For people who have seen PTAAC before, the genius of the show lied in its gaslighting. While the show is supposedly a puerile joke, and the show did grant plenty of time to Bennett’s slides of him pretending things are a cock all around the globe, in actuality, the slides served as interludes for Bennett to entertain you with his take on life. The slides provide context into Bennett’s character and help to frame his stories, depicting him as immature yet good-natured. Bennett’s approach was one of humility and gentle humour, the whole cock thing was simply a quirky motif that tied his stories together.

With Norrish at the helm of PTAAC there is, unfortunately, a disconnect. While Norrish is a vibrant and funny talent in her own right, her use of the slides in the show, (the same slides that Bennet used but with Millie’s face intentionally badly photoshopped over Jon’s), leads one to wonder; is this a show about Jon, or is it about Millie? To try to make the original show work while personalising it to herself means that Millie has to tell us a lot about her friend Jon, but he’s not in the show. And then she tells us about herself, she has to frame it in the context of pictures of her friend pretending things are a cock around the world. The result is jarring.

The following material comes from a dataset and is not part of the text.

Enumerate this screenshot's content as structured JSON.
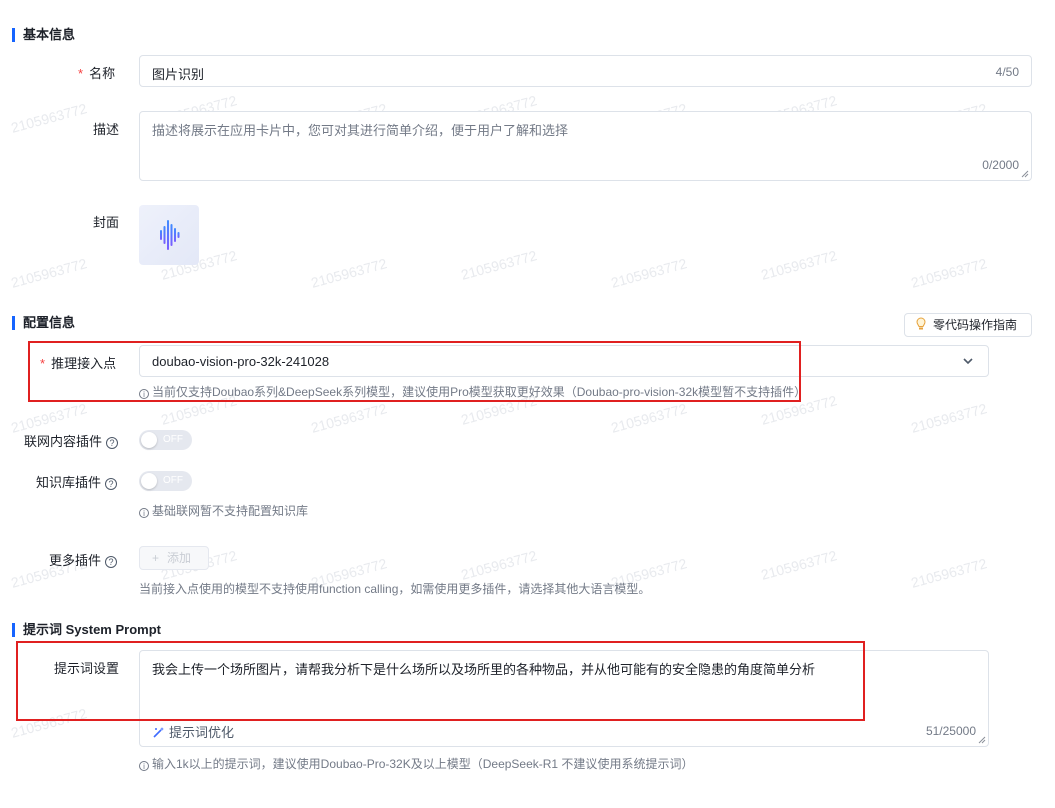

This result is a shame, as Norrish is a fantastic performer with great wit and energy. Her comedic timing was spot on and engagement with the audience was remarkable, especially given she was a debutant at a Fringe. The show really shone when Millie brought the spotlight on to herself; particularly in her narratives about her trials and tribulations of leaving home. But her return to the show’s overarching theme, to a character that was not present, made the show muddled.

Ultimately the show is hampered by trying to fit to a pre-existing format. But with such a talent as Norrish, it won’t be long before she finds her own thing to Pretend in.